Takipde Kalın!
Günlük gelişmeleri takip edebilmek için habertürk uygulamasını indirin
Gündem Ekonomi Dünya Spor Magazin Kadın Sağlık Yazılar Teknoloji Gastro Video Stil Resmi İlanlar

Normal hayat rutinlerine alışık demokrasileri sadece bir tanesinin bile yıkmaya, yıkmasa dahi tüm düzeni allak bullak etmeye yol açabilecek türden gelişmelerden bizde günde ortalama on adeti olsa bile hayat sanki normalmiş gibi sakin sürebiliyor.

Bu şekilde yaşamaya alışık olduğumuzdan bu durum bize normal gibi gelse de aslında dışardan bakan bir insanı dehşete, paniğe düşürebilecek bir ürkütücü özellik bu.

İnsanlara bu dayanma gücünün nereden geldiği net belli değil. Bu ayakta kalma gücünü toplumun tam da nereden aldığını açıklayacak sağlam bir teori yok ortada.

Sadece ekonomiden bir örnek vererek açıklamaya çalışayım meseleyi.

Son yıllarda ekonomimiz öyle büyük darbeler yedi ki öyle alt üst oluşlar yaşadı ki bunlardan sadece bir tanesi bile örneğin ABD’de olsaydı, Amerika merkezli inanılmaz büyük boyutta bir global kriz çıkacağı kesindi. Türkiye ise biraz başta sarsılır gibi olsa da kısa sürede sanki hiçbir şey yokmuş gibi hayata devam edebiliyor. İnsanlar da sanki bu tuhaf dayanma gücünü bildiklerinden olsa gerek, normal ülkelerde insanları panikten intihar kıyısına getiren ağırlıkta kriz durumlarında bile gündelik yaşamlarını sanki her şey normalmiş gibi sürdürebiliyorlar. O ortamda bile kahvehaneye gidip sohbet ederken okey oyunlarına devam edebiliyorlar.

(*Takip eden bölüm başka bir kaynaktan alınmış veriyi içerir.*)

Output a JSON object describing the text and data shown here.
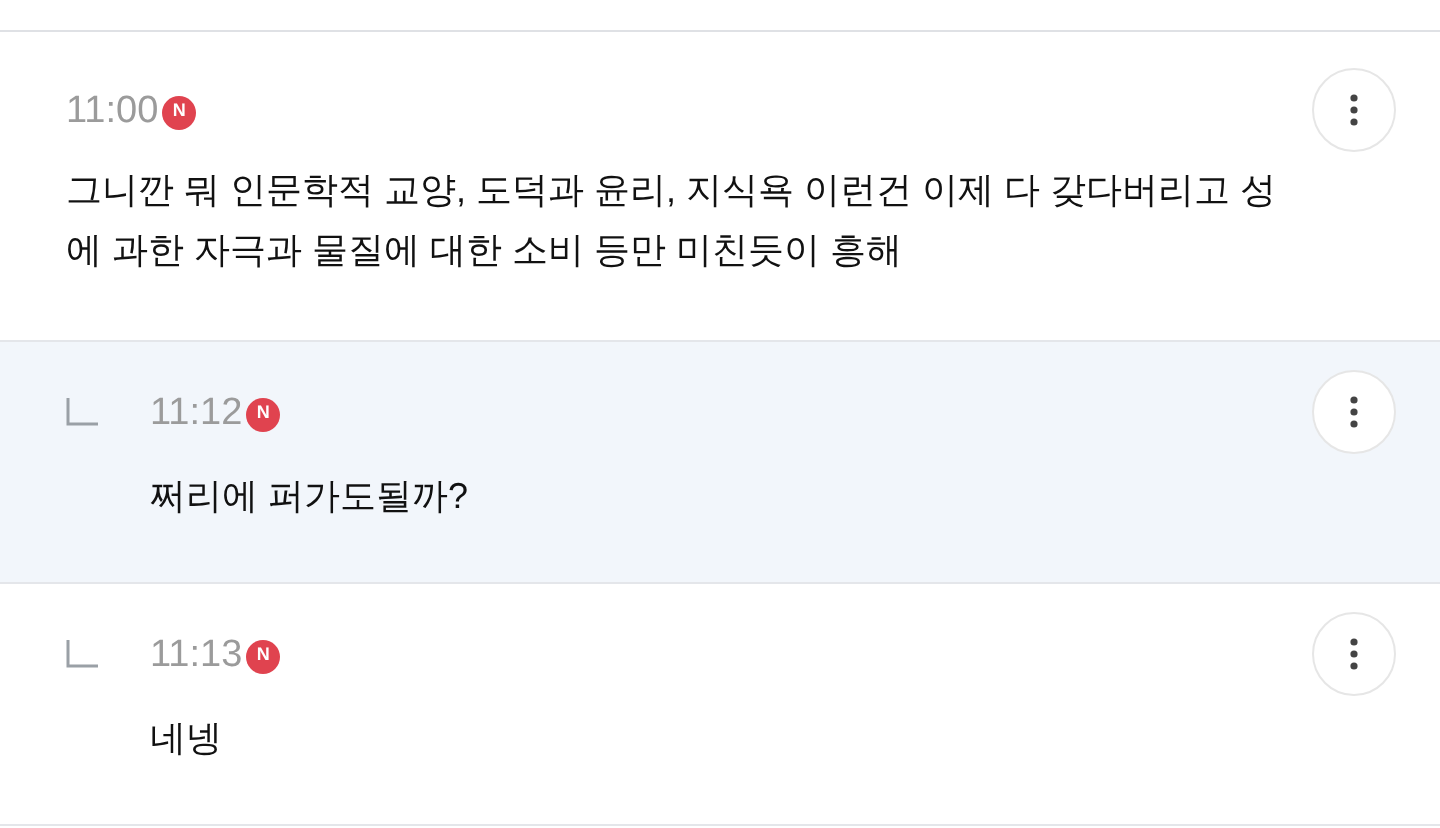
{
  "comments": [
    {
      "kind": "comment",
      "time": "11:00",
      "badge": "N",
      "text": "그니깐 뭐 인문학적 교양, 도덕과 윤리, 지식욕 이런건 이제 다 갖다버리고 성에 과한 자극과 물질에 대한 소비 등만 미친듯이 흥해",
      "highlighted": false
    },
    {
      "kind": "reply",
      "time": "11:12",
      "badge": "N",
      "text": "쩌리에 퍼가도될까?",
      "highlighted": true
    },
    {
      "kind": "reply",
      "time": "11:13",
      "badge": "N",
      "text": "네넹",
      "highlighted": false
    }
  ]
}
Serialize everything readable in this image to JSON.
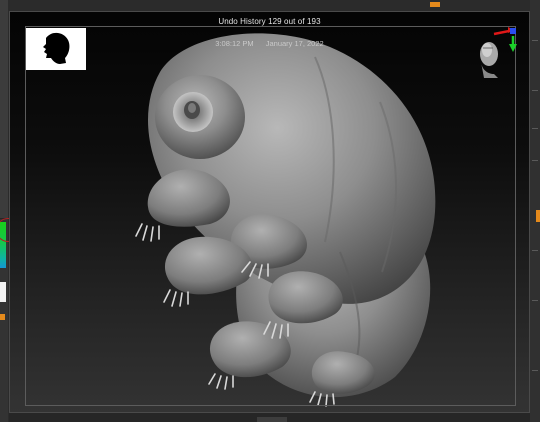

Bunun neden, nasıl olabildiğini kolay anlayabilmek mümkün değil. Faydalı olacağını sanmamakla birlikte benim bir ‘X faktörü’ açıklamam var yıllardır. Bu 'X faktörü' dediğim şey sistemimizde, düzenimizde mantıki açıklaması katiyen olamayan başka hiçbir ülkede de görülemeyecek ve rasyonel açıklaması da bulunmayan bir tuhaf kendiliğinden çözüm, yeni bir denge oluşturma gücü mekanizmasını ifade ediyor.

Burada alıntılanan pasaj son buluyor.